Nicholas shared a glance with the man seated next to him. They both shrugged.

“Do you know what’s happening?” Nicholas asked.

“I think someone fainted in the hall,” another student said.

“What was someone doing in the hall?” yet another asked.

Nicholas shrugged again. The hallway outside the lecture theater was usually vacant while class was in session. Sometimes a tardy student rushed through, hoping to slide into one of the back seats without being noticed, and he supposed that occasionally people waited on the bench for class to get out. That’s what Georgie had done when she’d come a few days earlier, before her maid had insisted on waiting outside.

“Dr. Monro!” came an urgent holler.

The professor, who had been watching the exodus with visible irritation, set down his notes and bounded up the steep steps.

“Should we get up to help?” the man next to him asked.

Nicholas shook his head. “It’s too crowded. We’d only get in the way.”
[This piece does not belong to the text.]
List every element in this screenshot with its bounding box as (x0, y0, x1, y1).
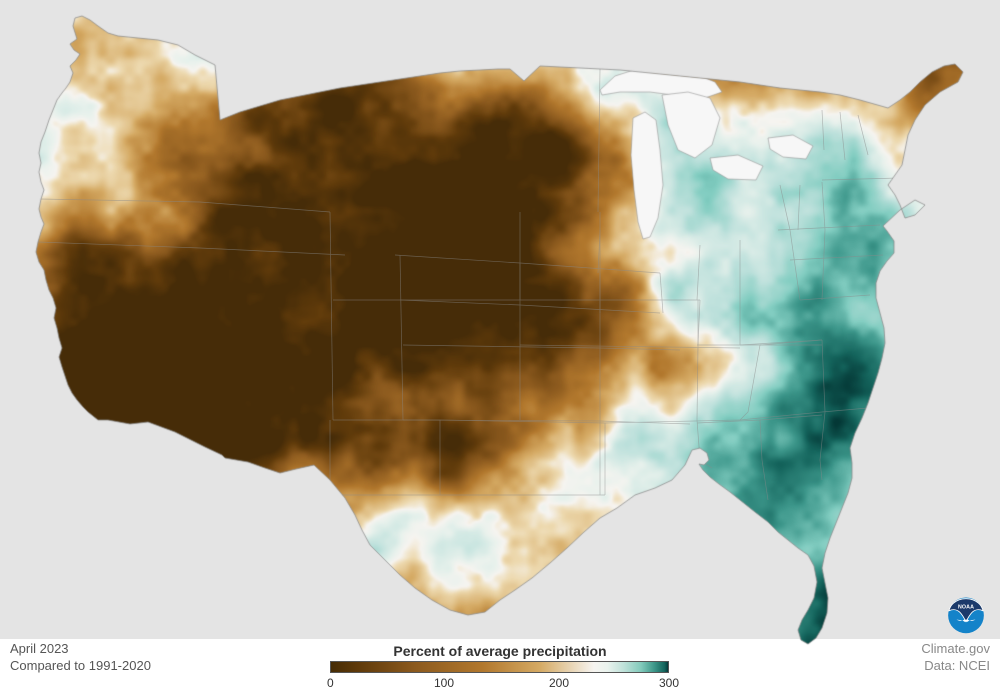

And then, in the split second after he stopped speaking and before anyone else began, a panicked yell rang through the building.

“SHE’S NOT BREATHING!”

She?

Nicholas rose to his feet. Slowly at first, as his brain caught up with his legs.

She?

There were no women here. There were never women here, except when …

When Georgie …

He ran.

He tripped past the man sitting next to him, stumbling his way to the aisle.

Georgie was here. He didn’t know how he knew, but he did. She was here, and she needed him.

He ran up the steps and pushed his way into the hall. A knot of people were surrounding someone on the floor.

“Out of the way,” someone yelled. “Give Dr. Monro room!”

Nicholas shoved his way forward. “That’s my wife,” he said, even though he couldn’t see her yet. “That’s my wife.”

Finally, he made it through the crowd, and there she was, sitting on the floor, gasping for breath.

“Lie her down!” Dr. Monro said. He spoke with the authority of a doctor who had been practicing for decades, who knew what to do.

Except the minute he lay her back, her body began to spasm.

“Stop!” Nicholas yelled. “She can’t get enough air like that.”

“Get him away from me,” the doctor snapped.

Nicholas grabbed him by the arm. “She’s my wife.”

Dr. Monro turned to him with a sharp expression. “If you value her well-being, you’ll back off and let me do my job.”

Nicholas swallowed and took a step back, watching as his professor—one of the most well-known and respected doctors in Great Britain—began his assessment.

“She has a history of spasmodic asthma,” Nicholas said, hoping it was true. Everything Georgie had told him indicated this diagnosis. And that was certainly what he saw when he looked at her now. Georgie’s inhales seemed more like gasps, her lungs convulsing as they tried desperately to fill.

Dr. Monro gave a curt nod.

“Sir,” Nicholas said, “I believe she needs to sit up.”

Georgie’s eyes met his. He could see she was trying to nod.

The doctor grunted but helped ease her into a sitting position. Georgie took a gulp of air, but Nicholas could tell it wasn’t enough.

Please, her eyes seemed to say. She thrust her hand out, toward Nicholas.

He shoved forward. Maybe the doctor needed room, but Georgie needed him.

“What did I just say?” Dr. Monro snapped.

“She wants my hand,” Nicholas replied, fighting to keep his voice calm. “She needs comfort.”

The doctor gave a single brisk nod, then said, “How often does she experience dyspnea?”

“Not often in adulthood,” Nicholas answered. “Far more frequently when she was a child.”

He looked to Georgie for confirmation. She gave a tiny nod. She was breathing more regularly now, but every exhale made a wheezy, whistling sound.

“It sounds as if she is improving, sir,” Nicholas said. He looked at her carefully as he put an arm around her shoulders to support her. “Are you getting more air?”

Again, another tiny nod. “It’s … better.”

“I’m not satisfied yet,” the doctor said grimly. “I’ve seen cases where the patient seems to improve but then relapses. Especially young women prone to hysteria.”

“She’s not prone to hysteria,” Nicholas said stiffly.

“I know—what—” Georgie tried to say something, but she was having too much trouble catching her breath.

“Don’t speak,” Nicholas said. “You need a bit more time.”

“But—he—”

“We need to bleed her,” Dr. Monro said.

“What?” Nicholas looked at him in shock. “No. She’s already improving.”